Российская конституция - это “... абсолютизм, смягченный убийством”.
— Ernst Friedrich Herbert von Munster
Убийство - это крайняя форма цензуры.
— Джордж Бернард Шоу, Отклоненное заявление
Если бы это было сделано, когда это было сделано, тогда все было бы хорошо
Если бы это было сделано быстро; если бы убийство
Мог бы запутать следствие и поймать
С его окончательным успехом; что, кроме этого удара
Может быть, здесь все и закончится,
Но здесь, на этом берегу и отмели времени,
Мы бы прыгнули в грядущую жизнь.
— Шекспир, Макбет
ОДИН
МАРШ
ОДИН
Киров, Россия
Евгения Анатольевича Таранкова прозвали Тарантул из-за гигантской паутины, которую он раскинул по всей России за последние пять лет. От друзей в Кремле и в старом КГБ, через народы среднерусских равнин и пшеничных полей, все еще усеянных шахтами межконтинентальных баллистических ракет, и за их пределами, до независимо мыслящих жителей диких дальневосточных регионов Сибири, его боялись и любили. Он был силой, с которой приходилось считаться. Русская сила, борющаяся за руководство своей страной по-русски, с пулями и хлебом. Это был мужчина лет пятидесяти с небольшим, самой заметной чертой которого были глаза, большие, черные и выразительные. Когда он улыбался, его глаза загорались приятным теплом, как потрескивающий огонь холодной сибирской ночью. Но когда он злился, огонь сменялся резким, губительным для человека ветром, который, как писал поэт из Санкт-Петербурга, “так сильно охлаждал душу человека, что он забывал, что вообще может быть такое время года, как лето”.

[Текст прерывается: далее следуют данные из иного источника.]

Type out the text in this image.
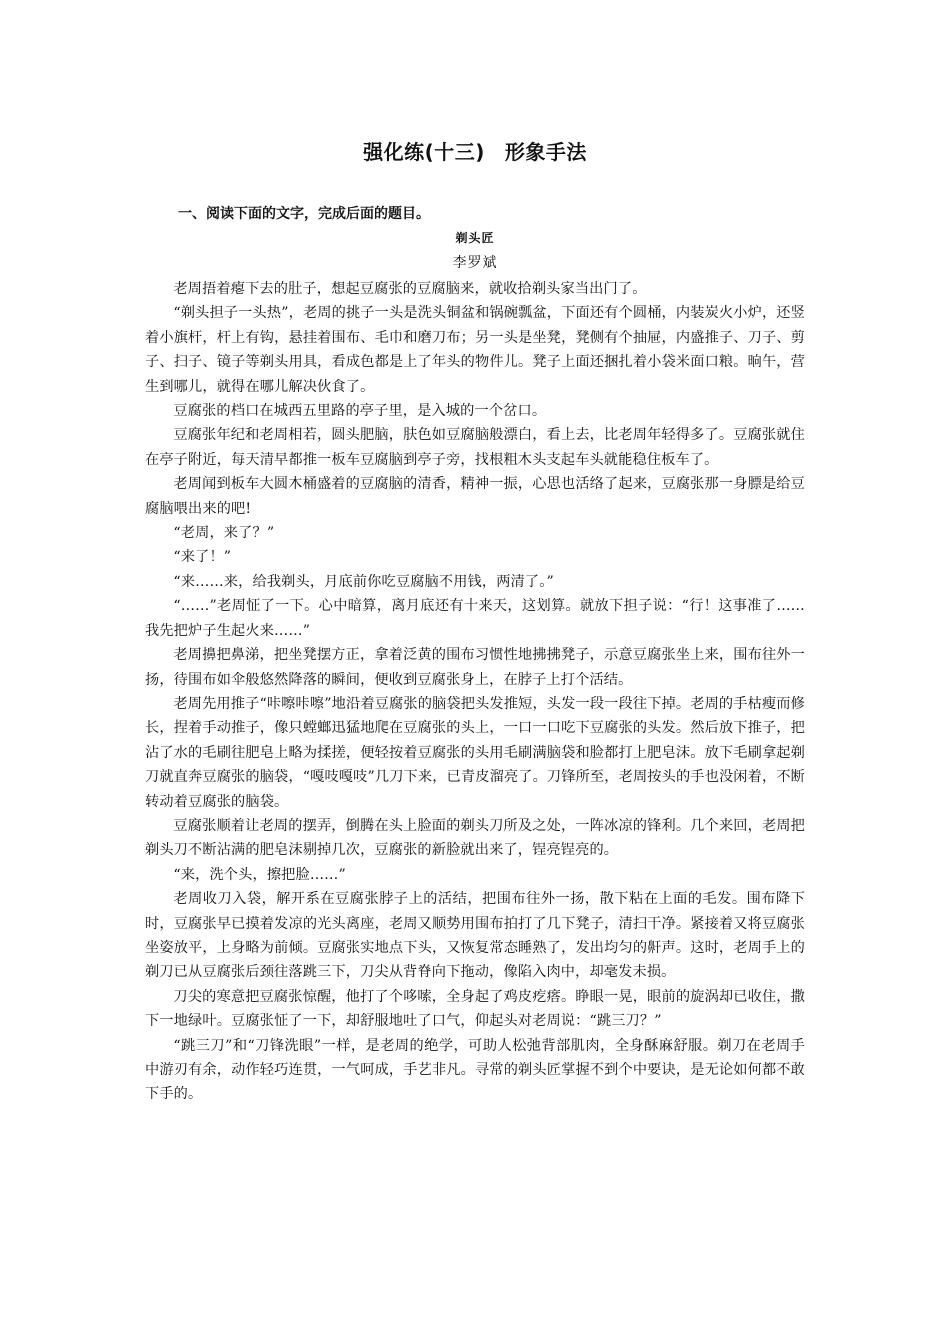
强化练(十三) 形象手法
一、阅读下面的文字，完成后面的题目。
剃头匠
李罗斌

老周捂着瘪下去的肚子，想起豆腐张的豆腐脑来，就收拾剃头家当出门了。

“剃头担子一头热”，老周的挑子一头是洗头铜盆和锅碗瓢盆，下面还有个圆桶，内装炭火小炉，还竖着小旗杆，杆上有钩，悬挂着围布、毛巾和磨刀布；另一头是坐凳，凳侧有个抽屉，内盛推子、刀子、剪子、扫子、镜子等剃头用具，看成色都是上了年头的物件儿。凳子上面还捆扎着小袋米面口粮。晌午，营生到哪儿，就得在哪儿解决伙食了。

豆腐张的档口在城西五里路的亭子里，是入城的一个岔口。

豆腐张年纪和老周相若，圆头肥脑，肤色如豆腐脑般漂白，看上去，比老周年轻得多了。豆腐张就住在亭子附近，每天清早都推一板车豆腐脑到亭子旁，找根粗木头支起车头就能稳住板车了。

老周闻到板车大圆木桶盛着的豆腐脑的清香，精神一振，心思也活络了起来，豆腐张那一身膘是给豆腐脑喂出来的吧!

“老周，来了？”

“来了！”

“来……来，给我剃头，月底前你吃豆腐脑不用钱，两清了。”

“……”老周怔了一下。心中暗算，离月底还有十来天，这划算。就放下担子说：“行！这事准了……我先把炉子生起火来……”

老周擤把鼻涕，把坐凳摆方正，拿着泛黄的围布习惯性地拂拂凳子，示意豆腐张坐上来，围布往外一扬，待围布如伞般悠然降落的瞬间，便收到豆腐张身上，在脖子上打个活结。

老周先用推子“咔嚓咔嚓”地沿着豆腐张的脑袋把头发推短，头发一段一段往下掉。老周的手枯瘦而修长，捏着手动推子，像只螳螂迅猛地爬在豆腐张的头上，一口一口吃下豆腐张的头发。然后放下推子，把沾了水的毛刷往肥皂上略为揉搓，便轻按着豆腐张的头用毛刷满脑袋和脸都打上肥皂沫。放下毛刷拿起剃刀就直奔豆腐张的脑袋，“嘎吱嘎吱”几刀下来，已青皮溜亮了。刀锋所至，老周按头的手也没闲着，不断转动着豆腐张的脑袋。

豆腐张顺着让老周的摆弄，倒腾在头上脸面的剃头刀所及之处，一阵冰凉的锋利。几个来回，老周把剃头刀不断沾满的肥皂沫剔掉几次，豆腐张的新脸就出来了，锃亮锃亮的。

“来，洗个头，擦把脸……”

老周收刀入袋，解开系在豆腐张脖子上的活结，把围布往外一扬，散下粘在上面的毛发。围布降下时，豆腐张早已摸着发凉的光头离座，老周又顺势用围布拍打了几下凳子，清扫干净。紧接着又将豆腐张坐姿放平，上身略为前倾。豆腐张实地点下头，又恢复常态睡熟了，发出均匀的鼾声。这时，老周手上的剃刀已从豆腐张后颈往落跳三下，刀尖从背脊向下拖动，像陷入肉中，却毫发未损。

刀尖的寒意把豆腐张惊醒，他打了个哆嗦，全身起了鸡皮疙瘩。睁眼一晃，眼前的旋涡却已收住，撒下一地绿叶。豆腐张怔了一下，却舒服地吐了口气，仰起头对老周说：“跳三刀？”

“跳三刀”和“刀锋洗眼”一样，是老周的绝学，可助人松弛背部肌肉，全身酥麻舒服。剃刀在老周手中游刃有余，动作轻巧连贯，一气呵成，手艺非凡。寻常的剃头匠掌握不到个中要诀，是无论如何都不敢下手的。
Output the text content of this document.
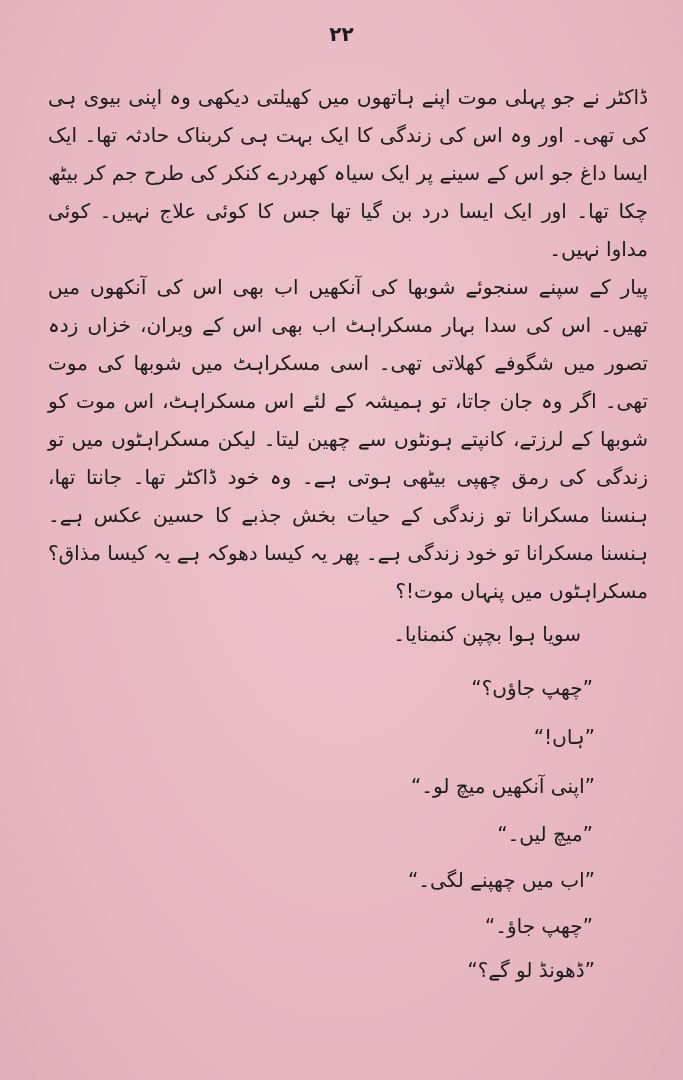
۲۲
ڈاکٹر نے جو پہلی موت اپنے ہاتھوں میں کھیلتی دیکھی وہ اپنی بیوی ہی کی تھی۔ اور وہ اس کی زندگی کا ایک بہت ہی کربناک حادثہ تھا۔ ایک ایسا داغ جو اس کے سینے پر ایک سیاہ کھردرے کنکر کی طرح جم کر بیٹھ چکا تھا۔ اور ایک ایسا درد بن گیا تھا جس کا کوئی علاج نہیں۔ کوئی مداوا نہیں۔
پیار کے سپنے سنجوئے شوبھا کی آنکھیں اب بھی اس کی آنکھوں میں تھیں۔ اس کی سدا بہار مسکراہٹ اب بھی اس کے ویران، خزاں زدہ تصور میں شگوفے کھلاتی تھی۔ اسی مسکراہٹ میں شوبھا کی موت تھی۔ اگر وہ جان جاتا، تو ہمیشہ کے لئے اس مسکراہٹ، اس موت کو شوبھا کے لرزتے، کانپتے ہونٹوں سے چھین لیتا۔ لیکن مسکراہٹوں میں تو زندگی کی رمق چھپی بیٹھی ہوتی ہے۔ وہ خود ڈاکٹر تھا۔ جانتا تھا، ہنسنا مسکرانا تو زندگی کے حیات بخش جذبے کا حسین عکس ہے۔ ہنسنا مسکرانا تو خود زندگی ہے۔ پھر یہ کیسا دھوکہ ہے یہ کیسا مذاق؟ مسکراہٹوں میں پنہاں موت!؟
سویا ہوا بچپن کنمنایا۔
”چھپ جاؤں؟“
”ہاں!“
”اپنی آنکھیں میچ لو۔“
”میچ لیں۔“
”اب میں چھپنے لگی۔“
”چھپ جاؤ۔“
”ڈھونڈ لو گے؟“
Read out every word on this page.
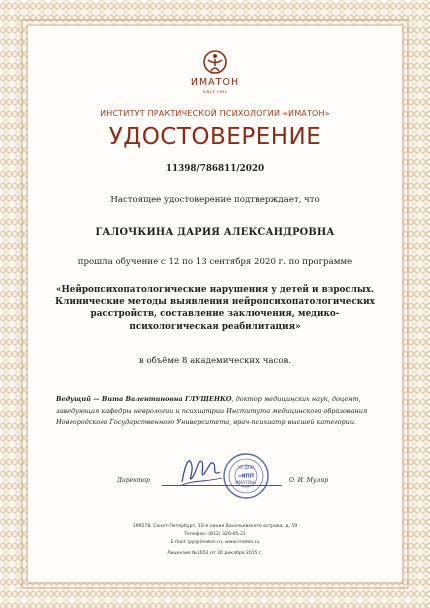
ИМАТОН
SINCE 1990
ИНСТИТУТ ПРАКТИЧЕСКОЙ ПСИХОЛОГИИ «ИМАТОН»
УДОСТОВЕРЕНИЕ
11398/786811/2020
Настоящее удостоверение подтверждает, что
ГАЛОЧКИНА ДАРИЯ АЛЕКСАНДРОВНА
прошла обучение с 12 по 13 сентября 2020 г. по программе
«Нейропсихопатологические нарушения у детей и взрослых.
Клинические методы выявления нейропсихопатологических
расстройств, составление заключения, медико-
психологическая реабилитация»
в объёме 8 академических часов.
Ведущий — Вита Валентиновна ГЛУЩЕНКО, доктор медицинских наук, доцент, заведующая кафедры неврологии и психиатрии Института медицинского образования Новгородского Государственного Университета, врач-психиатр высшей категории.
Директор	О. И. Муляр
ЧУ ДПО
«ИПП
ИМАТОН»
199178, Санкт-Петербург, 10-я линия Васильевского острова, д. 59
Телефон: (812) 320-05-21
E-mail: ipp@imaton.ru, www.imaton.ru
Лицензия №1652 от 30 декабря 2015 г.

Внешне он был ничем не примечателен, типично русский, среднего роста, с толстой талией, бычьей шеей и массивной головой, которая выглядела обычной под меховой шапкой. Но если его глаза были окнами в душу России, то его интеллект был двигателем, который привел его к успехам и заслужил невольное уважение со стороны его врагов и обожание, граничащее с религиозной верой, со стороны его последователей. С Таранковым ты либо чувствовал себя в безопасности, либо чувствовал, что твоя жизнь балансирует на скользком краю покрытого льдом утеса, который падает на пять тысяч метров в черную дыру, из которой невозможно выбраться.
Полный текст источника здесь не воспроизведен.